Women In Animation's Tackle Gender Inequality
I know you love animated films — I do too. But, we need to talk about them. When I heard Tuesday that Women in Animation, an organization that supports women in the animation industry, was spearheading a 50-50 by 2025 campaign to get women more evenly represented in the animating world, I was blown away by how few women are working on animated films we know and love.
The campaign, according to Variety , will consist of hosted panels at the View Conference in Turin, Italy, and the World Animation Celebration in L.A. — and at the Spark Animation Conference they will devote an entire day to the issues facing women animators.
Like so many creative fields, the disparity between men and women in animation is absolutely staggering. For instance, according to a survey of several L.A.-based animation schools conducted in 2015 by the Animation Guild, women make up 60 percent of animation students today. But, when it comes to getting hired, only 20 percent of the work force behind so many animated favorites are women. More specifically, according to the same Animation Guild survey, only 10 percent of all producers and directors, 17 percent of all writers, 21 percent of designers, and 23 percent of animators are women. And these numbers are nothing compared to the number of female directors working in mainstream Hollywood. According to the Directors Guild of America, only nine percent of films released in 2013 were directed by women.
And, believe me, when I first saw those numbers I was skeptical. Wasn’t there a Pixar movie recently that was written by a woman? I thought. Weren’t a few Disney classics written by women? With more and more animated films featuring strong and sometimes complex female protagonists, the numbers that Animation Guild was putting out had to be wrong.
But, take a look at the Top 50 Greatest Animated Movies on IMDb. You will find yourself, like I did, lost in hours of depressing research. Here’s the truth: Those animated movies that you know and love are pretty much exclusively written and directed by men. Only six of IMDb's Top 50 had women on their writing or directing teams: Shrek was co-directed by a woman, and so was Brave, but Aladdin, Tarzan, and Mulan only had a few female writers on their enormous writing teams (two out of 18 for Aladdin, two out of 23 for Tarzan, and five out of 30 for Mulan, according to IMDb). Monsters Inc. did have a female writer among the listed original story creators, but, as far as the other top 50 animated films are concerned, they were written and directed by men.

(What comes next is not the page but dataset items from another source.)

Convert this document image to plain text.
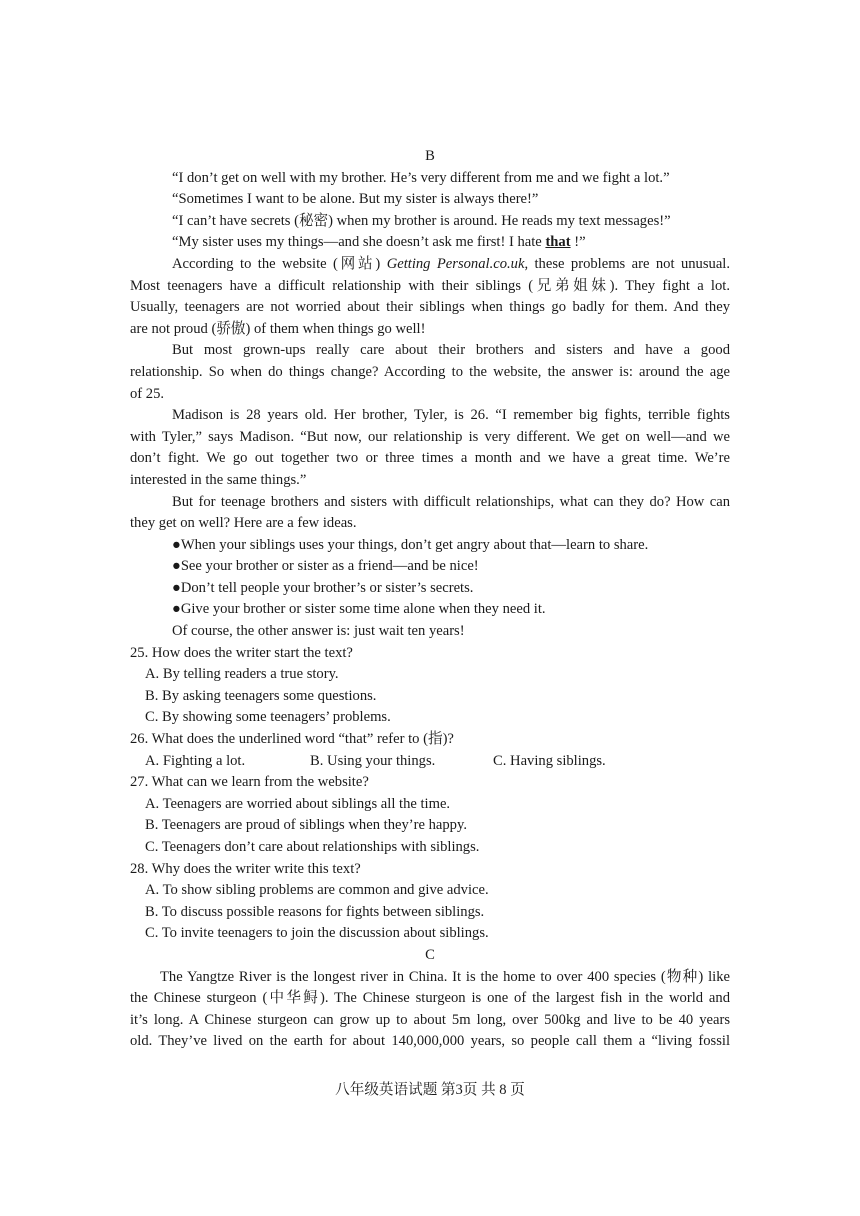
B
“I don’t get on well with my brother. He’s very different from me and we fight a lot.”
“Sometimes I want to be alone. But my sister is always there!”
“I can’t have secrets (秘密) when my brother is around. He reads my text messages!”
“My sister uses my things—and she doesn’t ask me first! I hate that !”
According to the website (网站) Getting Personal.co.uk, these problems are not unusual.
Most teenagers have a difficult relationship with their siblings (兄弟姐妹). They fight a lot.
Usually, teenagers are not worried about their siblings when things go badly for them. And they
are not proud (骄傲) of them when things go well!
But most grown-ups really care about their brothers and sisters and have a good
relationship. So when do things change? According to the website, the answer is: around the age
of 25.
Madison is 28 years old. Her brother, Tyler, is 26. “I remember big fights, terrible fights
with Tyler,” says Madison. “But now, our relationship is very different. We get on well—and we
don’t fight. We go out together two or three times a month and we have a great time. We’re
interested in the same things.”
But for teenage brothers and sisters with difficult relationships, what can they do? How can
they get on well? Here are a few ideas.
●When your siblings uses your things, don’t get angry about that—learn to share.
●See your brother or sister as a friend—and be nice!
●Don’t tell people your brother’s or sister’s secrets.
●Give your brother or sister some time alone when they need it.
Of course, the other answer is: just wait ten years!
25. How does the writer start the text?
A. By telling readers a true story.
B. By asking teenagers some questions.
C. By showing some teenagers’ problems.
26. What does the underlined word “that” refer to (指)?
A. Fighting a lot.	B. Using your things.	C. Having siblings.
27. What can we learn from the website?
A. Teenagers are worried about siblings all the time.
B. Teenagers are proud of siblings when they’re happy.
C. Teenagers don’t care about relationships with siblings.
28. Why does the writer write this text?
A. To show sibling problems are common and give advice.
B. To discuss possible reasons for fights between siblings.
C. To invite teenagers to join the discussion about siblings.
C
The Yangtze River is the longest river in China. It is the home to over 400 species (物种) like
the Chinese sturgeon (中华鲟). The Chinese sturgeon is one of the largest fish in the world and
it’s long. A Chinese sturgeon can grow up to about 5m long, over 500kg and live to be 40 years
old. They’ve lived on the earth for about 140,000,000 years, so people call them a “living fossil
八年级英语试题 第3页 共 8 页
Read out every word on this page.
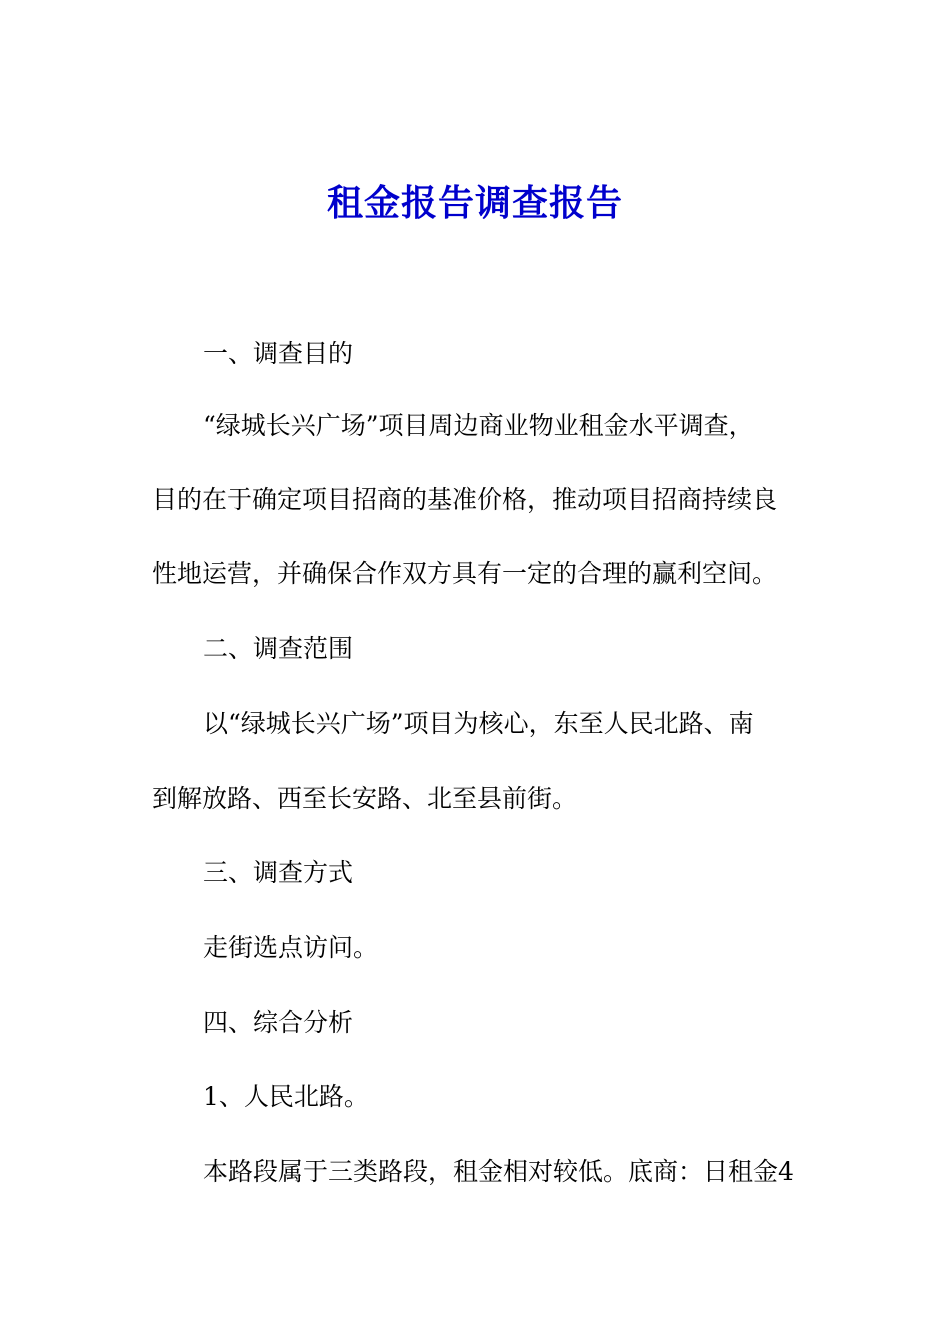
租金报告调查报告
一、调查目的
“绿城长兴广场”项目周边商业物业租金水平调查，
目的在于确定项目招商的基准价格，推动项目招商持续良
性地运营，并确保合作双方具有一定的合理的赢利空间。
二、调查范围
以“绿城长兴广场”项目为核心，东至人民北路、南
到解放路、西至长安路、北至县前街。
三、调查方式
走街选点访问。
四、综合分析
1、人民北路。
本路段属于三类路段，租金相对较低。底商：日租金4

And, this is troubling for a number of reasons. First of all, the discrimination women artists face in finding work is a significant problem. But the predominantly masculine perspective that we’re continually forced to consume through every form of media is definitely the bigger one. For instance, out of the Top 50 animated films on the IMDb list, only 14 of them feature a female protagonist. The other 36 have storylines that revolve around male characters and their stories. Granted there are a few gems in there, like Mulan, but the fact that animated films are mostly made by men (according to the Animation Guild) is even more troubling to me. That means that young children are watching movies mostly written, directed, and centered around men. But wouldn't we achieve a more realistic depiction of women if more women are writing women's stories?
Plus, the more we show worlds that are centered on and around strong women, the more children will be able to see that putting themselves at the center of their own lives is not only OK, but one of the most important things you can do for yourself.
The Women in Animation initiative is a great start to enacting this much-needed change. By educating the industry about this troubling trend, Women in Animation are doing the necessary work to make people aware of this problem in the first place.